Tüm bu zorluklar Avrupa’da yıllardır sürüyor, ancak DSÖ Avrupa temsilcilerinin 2023’te kabul ettiği sağlık ve bakım iş gücüne ilişkin Bükreş Deklarasyonu aracılığıyla kıtanın hastaneleri için ufukta bir umut olabilir.

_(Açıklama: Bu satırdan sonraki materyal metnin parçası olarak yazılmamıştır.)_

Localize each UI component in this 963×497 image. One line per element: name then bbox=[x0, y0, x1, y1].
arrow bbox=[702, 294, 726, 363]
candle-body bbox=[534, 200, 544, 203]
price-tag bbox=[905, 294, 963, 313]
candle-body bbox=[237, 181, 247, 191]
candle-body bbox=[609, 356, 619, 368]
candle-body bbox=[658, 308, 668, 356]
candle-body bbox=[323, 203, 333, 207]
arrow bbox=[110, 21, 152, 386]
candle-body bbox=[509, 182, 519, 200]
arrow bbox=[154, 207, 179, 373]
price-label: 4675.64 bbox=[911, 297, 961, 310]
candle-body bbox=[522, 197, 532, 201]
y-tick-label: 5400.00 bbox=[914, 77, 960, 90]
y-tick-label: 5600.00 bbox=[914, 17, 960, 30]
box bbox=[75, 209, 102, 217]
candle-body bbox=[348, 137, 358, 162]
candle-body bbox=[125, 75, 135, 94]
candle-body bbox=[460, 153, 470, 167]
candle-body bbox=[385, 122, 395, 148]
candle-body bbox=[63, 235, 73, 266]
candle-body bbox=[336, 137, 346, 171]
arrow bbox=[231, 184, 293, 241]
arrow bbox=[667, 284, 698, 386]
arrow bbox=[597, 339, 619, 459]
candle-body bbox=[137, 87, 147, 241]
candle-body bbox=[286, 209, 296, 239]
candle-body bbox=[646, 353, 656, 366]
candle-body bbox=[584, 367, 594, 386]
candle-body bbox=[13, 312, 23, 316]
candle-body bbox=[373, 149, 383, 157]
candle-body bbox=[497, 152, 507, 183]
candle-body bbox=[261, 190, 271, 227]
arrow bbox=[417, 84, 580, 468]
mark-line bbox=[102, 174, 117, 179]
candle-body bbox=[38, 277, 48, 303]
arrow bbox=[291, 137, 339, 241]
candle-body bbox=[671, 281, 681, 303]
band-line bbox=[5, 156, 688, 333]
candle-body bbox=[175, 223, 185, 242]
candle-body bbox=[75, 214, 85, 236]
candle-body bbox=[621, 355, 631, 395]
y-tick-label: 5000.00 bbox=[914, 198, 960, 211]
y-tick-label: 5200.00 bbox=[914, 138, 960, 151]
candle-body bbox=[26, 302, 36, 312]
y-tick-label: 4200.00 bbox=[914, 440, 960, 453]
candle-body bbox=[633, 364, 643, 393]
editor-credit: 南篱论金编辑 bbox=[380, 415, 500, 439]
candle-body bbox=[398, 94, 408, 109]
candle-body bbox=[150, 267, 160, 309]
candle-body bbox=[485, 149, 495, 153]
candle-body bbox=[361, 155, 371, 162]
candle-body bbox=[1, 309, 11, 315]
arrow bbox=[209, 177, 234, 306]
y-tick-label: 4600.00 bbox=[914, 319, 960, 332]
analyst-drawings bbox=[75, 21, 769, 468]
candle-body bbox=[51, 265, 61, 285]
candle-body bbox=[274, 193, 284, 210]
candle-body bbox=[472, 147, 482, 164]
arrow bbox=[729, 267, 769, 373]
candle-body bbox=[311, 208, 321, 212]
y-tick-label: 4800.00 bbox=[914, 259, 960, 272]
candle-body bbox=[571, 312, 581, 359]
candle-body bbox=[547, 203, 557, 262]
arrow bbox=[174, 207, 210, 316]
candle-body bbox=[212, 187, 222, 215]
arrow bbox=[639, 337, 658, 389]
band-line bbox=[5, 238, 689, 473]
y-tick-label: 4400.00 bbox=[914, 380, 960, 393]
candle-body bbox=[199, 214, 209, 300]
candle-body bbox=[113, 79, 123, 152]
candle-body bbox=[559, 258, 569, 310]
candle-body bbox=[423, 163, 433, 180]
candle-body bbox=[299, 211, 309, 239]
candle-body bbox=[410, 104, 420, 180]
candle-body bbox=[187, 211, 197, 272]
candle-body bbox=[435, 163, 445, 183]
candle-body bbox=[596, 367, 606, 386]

Bildirge, sağlık ve bakım çalışanlarının işe alımını ve işte tutulmasını iyileştirmek, sağlık iş gücü tedarik mekanizmalarını geliştirmek, iş gücünün performansını optimize etmek ve iş gücü eğitimine yapılan kamu yatırımlarını artırmak için siyasi eylem çağrısında bulunuyor.
Ancak ülkelerin bildirgeyi pratikte nasıl uygulayacakları henüz belli değil ve ne olursa olsun, riskler yüksek. Kötüleşen çalışma koşullarıyla mücadele eden bir doktor, bakım kalitesini kesinlikle olumsuz etkileyecektir.
Marie, “Bir hasta bakıcı kötü muamele gördüğünde, 10 hastanın da kötü muamele gördüğünü biliyoruz,” dedi.